Teófilo Diek

Personal information
- Full name: Teófilo Antonio Diek Andon
- Nationality: Dominican Republic
- Born: 13 December 1987 (age 38)
- Occupation: Judoka
- Height: 1.83 m (6 ft 0 in)
- Weight: 100 kg (220 lb)

Sport
- Sport: Judo
- Event: 100 kg
- Club: Club Deportivo Naco
- Coached by: Juan Chalas

Medal record
Men's judo
Representing Dominican Republic
Pan American Games
| Bronze medal – third place | 2007 Rio de Janeiro | 100 kg |
Central American and Caribbean Games
| Silver medal – second place | 2006 Cartagena | -100 kg |
| Bronze medal – third place | 2006 Cartagena | Team |

Profile at external databases
- JudoInside.com: 36298

= Teófilo Diek =

Dominican judoka (born 1987)

Teófilo Antonio Diek Andon (born December 13, 1987) is a Dominican judoka, who played for the half-heavyweight category.
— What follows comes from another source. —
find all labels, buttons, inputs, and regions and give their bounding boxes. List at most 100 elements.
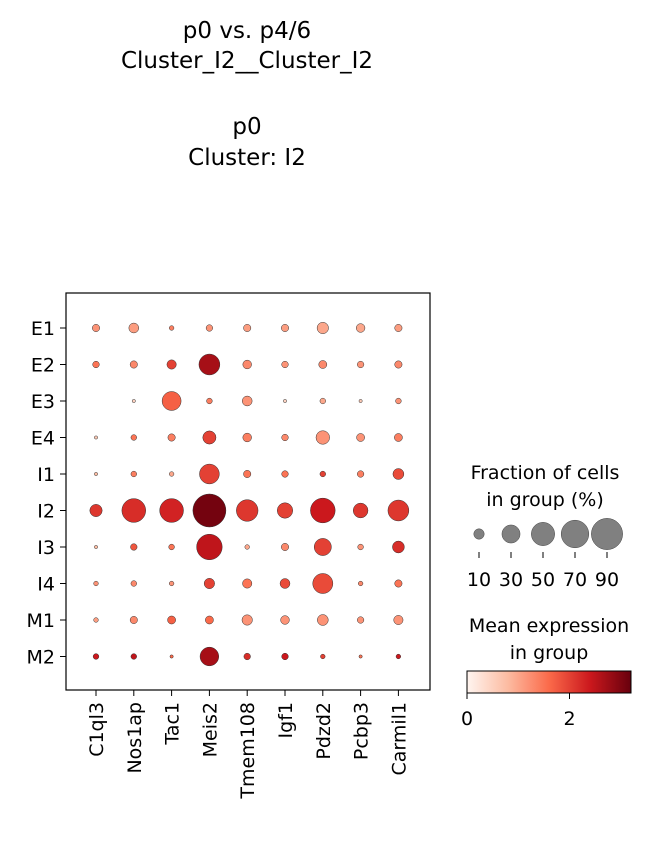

He won the bronze medal for the same division at the 2007 Pan American Games in Rio de Janeiro, Brazil.

Diek represented the Dominican Republic at the 2008 Summer Olympics in Beijing, where he competed for the men's half-heavyweight class (100 kg). He received a bye for the second preliminary match, before losing out by an automatic ippon to thirty-four-year-old Canadian judoka Keith Morgan.